Che fine ha fatto la nuova inquilina dell’ultimo piano? Perché Mario è accusato della sua sparizione?
“Un giorno quasi fortunato” è il racconto di un uomo al quale nello stesso istante in cui il destino gli ha regalato un sogno dovrà fare i conti con la Dea bendata.


Cristina Origone è nata a Genova, dove vive e lavora insieme al marito. Scrittrice versatile, si è cimentata in vari generi, passando dal saggio semiserio “Come portarsi a letto una donna” in 10 mosse al thriller “Avrò i tuoi occhi” con Fratelli Frilli Editori.
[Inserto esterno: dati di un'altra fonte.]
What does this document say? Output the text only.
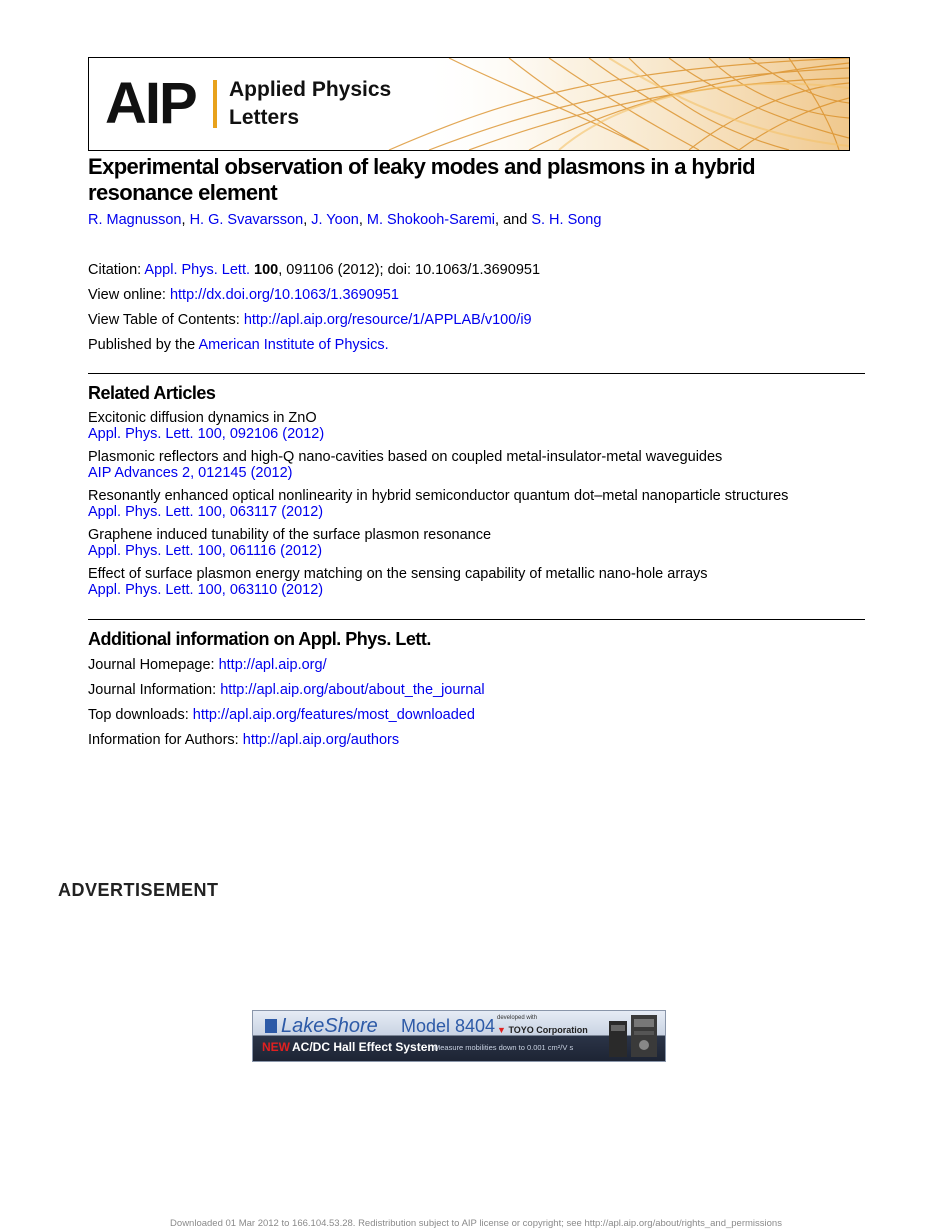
AIP Applied Physics
Letters
Experimental observation of leaky modes and plasmons in a hybrid resonance element
R. Magnusson, H. G. Svavarsson, J. Yoon, M. Shokooh-Saremi, and S. H. Song
Citation: Appl. Phys. Lett. 100, 091106 (2012); doi: 10.1063/1.3690951
View online: http://dx.doi.org/10.1063/1.3690951
View Table of Contents: http://apl.aip.org/resource/1/APPLAB/v100/i9
Published by the American Institute of Physics.
Related Articles
Excitonic diffusion dynamics in ZnO
Appl. Phys. Lett. 100, 092106 (2012)
Plasmonic reflectors and high-Q nano-cavities based on coupled metal-insulator-metal waveguides
AIP Advances 2, 012145 (2012)
Resonantly enhanced optical nonlinearity in hybrid semiconductor quantum dot–metal nanoparticle structures
Appl. Phys. Lett. 100, 063117 (2012)
Graphene induced tunability of the surface plasmon resonance
Appl. Phys. Lett. 100, 061116 (2012)
Effect of surface plasmon energy matching on the sensing capability of metallic nano-hole arrays
Appl. Phys. Lett. 100, 063110 (2012)
Additional information on Appl. Phys. Lett.
Journal Homepage: http://apl.aip.org/
Journal Information: http://apl.aip.org/about/about_the_journal
Top downloads: http://apl.aip.org/features/most_downloaded
Information for Authors: http://apl.aip.org/authors
ADVERTISEMENT
LakeShore Model 8404 developed with
▼ TOYO Corporation
NEW AC/DC Hall Effect System
Measure mobilities down to 0.001 cm²/V s
Downloaded 01 Mar 2012 to 166.104.53.28. Redistribution subject to AIP license or copyright; see http://apl.aip.org/about/rights_and_permissions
Suoi racconti sono presenti in diverse antologie, e nel 2010 ha vinto la XXI edizione del premio Writers Magazine Italia.
Nel 2016 ha esordito nel self publishing con il trhiller psicologico “Tutto brucia tranne te” (tradotto in spagnolo e francese da Babelcube), ha pubblicato il thriller “Vite da difendere” sul sito ilmiolibro.it ed è arrivata tra i finalisti al concorso “Il mio esordio”.
Nello stesso anno ha pubblicato con Delos Digital “Alice a testa in giù” e ha continuato a scrivere storie al femminile, pubblicate nella collana Youfeel Rizzoli.
Nel 2017 ha partecipato al concorso “Fai viaggiare la tua storia”, organizzato da Libromania con il sostegno di Autogrill, la collaborazione di DeA Planeta Libri e Newton Compton Editori, e il romanzo “L’amore che non sei” è stato scelto per la pubblicazione. 
Bentrovati, ho letto per voi Un giorno quasi fortunato di Cristina Origoni, che mi ha fornito il file per la lettura.
Il racconto fa parte del progetto: “Le quattro stagioni del giallo”, quattro racconti “stagionali” ambientati a Genova con protagonisti over 60.
Il re è morto” è il racconto autunnale, “Agosto è un mese crudele” è il racconto estivo, e “Un giorno quasi fortunato” è il racconto invernale. Tutti leggibili singolarmente.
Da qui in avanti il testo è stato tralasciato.